We are thinking people after all. Not every case requires us to go bleating to SS. God forbid if we actually stopped to think on which side of the divide this falls.

blinks · 16/05/2010 23:39

haven't read all the bickering.

from just your OP i'd say a phonecall to at least lodge this event is appropriate.

there may already be concerns.

sungirltan · 16/05/2010 23:40

yes, reporting child neglect is tantamount to telling tales.

but after all. we know best

blinks · 16/05/2010 23:41

i would agree that this is definitely child neglect and as such needs reporting.

no decent parent leaves small children alone.

biddysmama · 17/05/2010 13:27

wow, i dont like leaving my 8 year old with the 14 month old while i go to the loo!

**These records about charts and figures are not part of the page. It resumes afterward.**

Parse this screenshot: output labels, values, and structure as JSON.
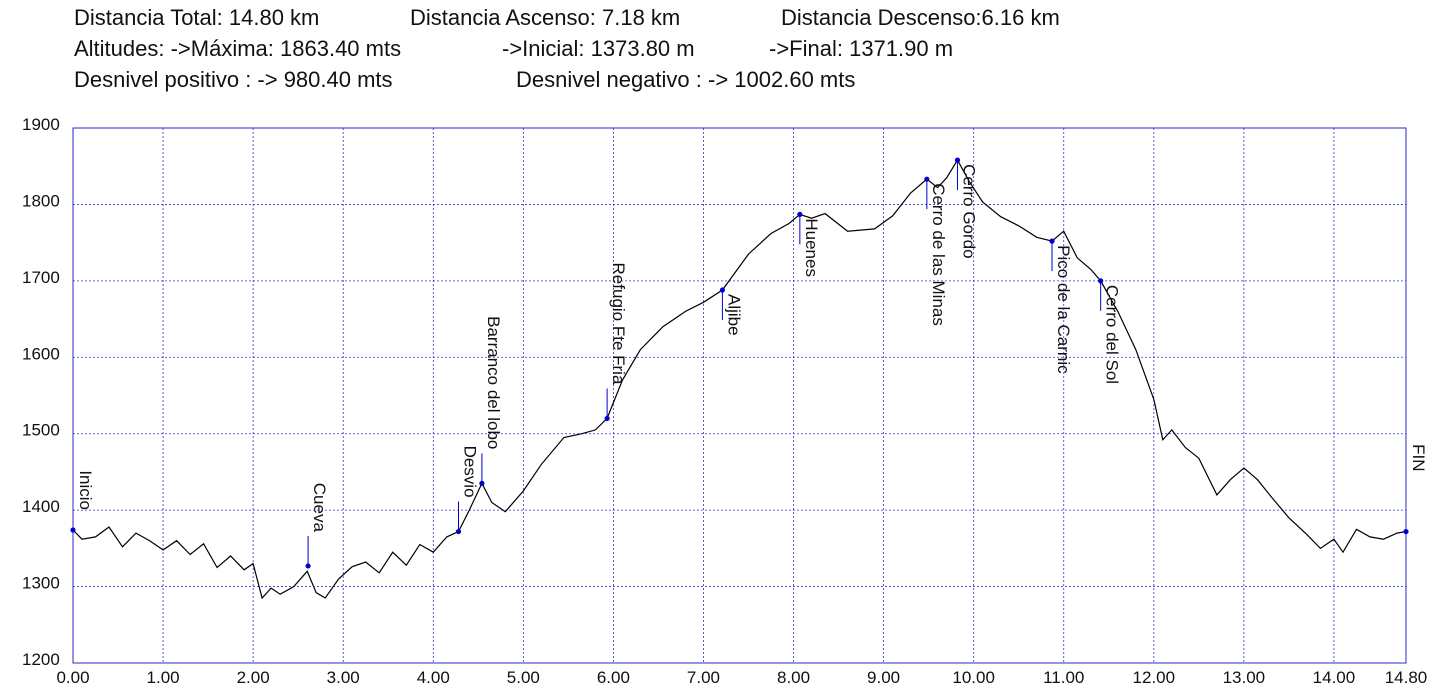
{
  "header": {
    "line1": [
      "Distancia Total: 14.80 km",
      "Distancia Ascenso: 7.18 km",
      "Distancia Descenso:6.16 km"
    ],
    "line2": [
      "Altitudes: ->Máxima: 1863.40 mts",
      "->Inicial: 1373.80 m",
      "->Final: 1371.90 m"
    ],
    "line3": [
      "Desnivel positivo : -> 980.40 mts",
      "Desnivel negativo : -> 1002.60 mts"
    ]
  },
  "chart_data": {
    "type": "line",
    "title": "",
    "xlabel": "",
    "ylabel": "",
    "xlim": [
      0,
      14.8
    ],
    "ylim": [
      1200,
      1900
    ],
    "grid": true,
    "line_color": "#000000",
    "grid_color": "#3333cc",
    "marker_color": "#0000cc",
    "x_ticks": [
      "0.00",
      "1.00",
      "2.00",
      "3.00",
      "4.00",
      "5.00",
      "6.00",
      "7.00",
      "8.00",
      "9.00",
      "10.00",
      "11.00",
      "12.00",
      "13.00",
      "14.00",
      "14.80"
    ],
    "x_tick_values": [
      0,
      1,
      2,
      3,
      4,
      5,
      6,
      7,
      8,
      9,
      10,
      11,
      12,
      13,
      14,
      14.8
    ],
    "y_ticks": [
      "1200",
      "1300",
      "1400",
      "1500",
      "1600",
      "1700",
      "1800",
      "1900"
    ],
    "y_tick_values": [
      1200,
      1300,
      1400,
      1500,
      1600,
      1700,
      1800,
      1900
    ],
    "profile": [
      [
        0.0,
        1374
      ],
      [
        0.1,
        1362
      ],
      [
        0.25,
        1365
      ],
      [
        0.4,
        1378
      ],
      [
        0.55,
        1352
      ],
      [
        0.7,
        1370
      ],
      [
        0.85,
        1360
      ],
      [
        1.0,
        1348
      ],
      [
        1.15,
        1360
      ],
      [
        1.3,
        1342
      ],
      [
        1.45,
        1356
      ],
      [
        1.6,
        1325
      ],
      [
        1.75,
        1340
      ],
      [
        1.9,
        1322
      ],
      [
        2.0,
        1330
      ],
      [
        2.1,
        1285
      ],
      [
        2.2,
        1298
      ],
      [
        2.3,
        1290
      ],
      [
        2.45,
        1300
      ],
      [
        2.6,
        1320
      ],
      [
        2.7,
        1292
      ],
      [
        2.8,
        1285
      ],
      [
        2.95,
        1310
      ],
      [
        3.1,
        1326
      ],
      [
        3.25,
        1332
      ],
      [
        3.4,
        1318
      ],
      [
        3.55,
        1345
      ],
      [
        3.7,
        1328
      ],
      [
        3.85,
        1355
      ],
      [
        4.0,
        1345
      ],
      [
        4.15,
        1365
      ],
      [
        4.28,
        1372
      ],
      [
        4.4,
        1400
      ],
      [
        4.54,
        1435
      ],
      [
        4.65,
        1410
      ],
      [
        4.8,
        1398
      ],
      [
        5.0,
        1425
      ],
      [
        5.2,
        1460
      ],
      [
        5.45,
        1495
      ],
      [
        5.65,
        1500
      ],
      [
        5.8,
        1505
      ],
      [
        5.93,
        1520
      ],
      [
        6.1,
        1570
      ],
      [
        6.3,
        1610
      ],
      [
        6.55,
        1640
      ],
      [
        6.8,
        1660
      ],
      [
        7.0,
        1672
      ],
      [
        7.21,
        1688
      ],
      [
        7.5,
        1735
      ],
      [
        7.75,
        1762
      ],
      [
        7.95,
        1775
      ],
      [
        8.07,
        1787
      ],
      [
        8.2,
        1782
      ],
      [
        8.35,
        1788
      ],
      [
        8.6,
        1765
      ],
      [
        8.9,
        1768
      ],
      [
        9.1,
        1785
      ],
      [
        9.3,
        1815
      ],
      [
        9.48,
        1833
      ],
      [
        9.6,
        1822
      ],
      [
        9.7,
        1835
      ],
      [
        9.82,
        1858
      ],
      [
        9.95,
        1830
      ],
      [
        10.1,
        1803
      ],
      [
        10.3,
        1784
      ],
      [
        10.5,
        1772
      ],
      [
        10.7,
        1757
      ],
      [
        10.87,
        1752
      ],
      [
        11.0,
        1765
      ],
      [
        11.15,
        1730
      ],
      [
        11.3,
        1715
      ],
      [
        11.41,
        1700
      ],
      [
        11.6,
        1660
      ],
      [
        11.8,
        1610
      ],
      [
        12.0,
        1545
      ],
      [
        12.1,
        1492
      ],
      [
        12.2,
        1505
      ],
      [
        12.35,
        1482
      ],
      [
        12.5,
        1468
      ],
      [
        12.7,
        1420
      ],
      [
        12.85,
        1440
      ],
      [
        13.0,
        1455
      ],
      [
        13.15,
        1440
      ],
      [
        13.3,
        1418
      ],
      [
        13.5,
        1390
      ],
      [
        13.7,
        1368
      ],
      [
        13.85,
        1350
      ],
      [
        14.0,
        1362
      ],
      [
        14.1,
        1345
      ],
      [
        14.25,
        1375
      ],
      [
        14.4,
        1365
      ],
      [
        14.55,
        1362
      ],
      [
        14.7,
        1370
      ],
      [
        14.8,
        1372
      ]
    ],
    "waypoints": [
      {
        "name": "Inicio",
        "x": 0.0,
        "y": 1374,
        "dir": "up"
      },
      {
        "name": "Cueva",
        "x": 2.61,
        "y": 1327,
        "dir": "up"
      },
      {
        "name": "Desvio",
        "x": 4.28,
        "y": 1372,
        "dir": "up"
      },
      {
        "name": "Barranco del lobo",
        "x": 4.54,
        "y": 1435,
        "dir": "up"
      },
      {
        "name": "Refugio Fte Fria",
        "x": 5.93,
        "y": 1520,
        "dir": "up"
      },
      {
        "name": "Aljibe",
        "x": 7.21,
        "y": 1688,
        "dir": "down"
      },
      {
        "name": "Huenes",
        "x": 8.07,
        "y": 1787,
        "dir": "down"
      },
      {
        "name": "Cerro de las Minas",
        "x": 9.48,
        "y": 1833,
        "dir": "down"
      },
      {
        "name": "Cerro Gordo",
        "x": 9.82,
        "y": 1858,
        "dir": "down"
      },
      {
        "name": "Pico de la Carnic",
        "x": 10.87,
        "y": 1752,
        "dir": "down"
      },
      {
        "name": "Cerro del Sol",
        "x": 11.41,
        "y": 1700,
        "dir": "down"
      },
      {
        "name": "FIN",
        "x": 14.8,
        "y": 1372,
        "dir": "up"
      }
    ]
  }
}
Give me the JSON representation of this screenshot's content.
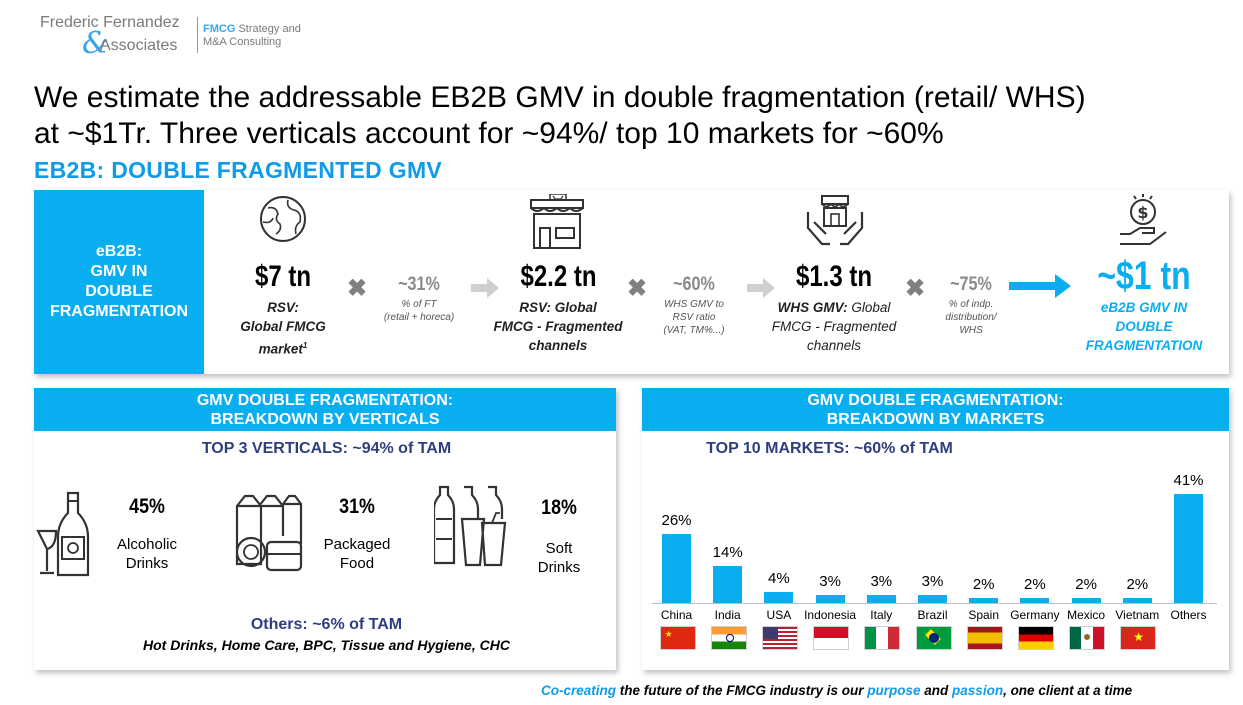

oldandgreynow · 17/05/2010 16:34

Blinks -But then in the McCann case social services said that leaving a 3 yo and 2X2 yos on their own in an unlocked appartment is well within the bounds of responsible parenting.

wahwah · 17/05/2010 16:38

Blueshoes, I find your attitude very confusing. Do you think the care of these children is ok? if so, your standards for children's care are pretty low IMO. Would you be happy for this man to babysit yours, or is it just his children you are happy to see at risk?

And why do you think phoning the NSPCC is any different to calling Social Services? The NSPCC do not do anything other than pass the details ( and they never ask properly) to SSDs. Yes, I know they haves charter, but they do not investigate any more,

wahwah · 17/05/2010 16:41

Sorry, Blueshoes, my last was a bit confrontational based on your last couple of posts, but Reading them again, Im nit sure I read you right, so my apologies if that was the case.

blinks · 17/05/2010 19:00

did SS really say that about the McCanns? well if so, disagree. they obviously paid the ultimate price for their mistake.

it's one of those very black and white issues in my mind. you don't leave small children on their own.

if you do and you're reported, it's your own fault for neglecting to care properly for your children.

i can't see why this father deserves 'extra support' when he's clearly a twat. he needs a stern bloody warning that if he ever does it again, he will be in serious shit.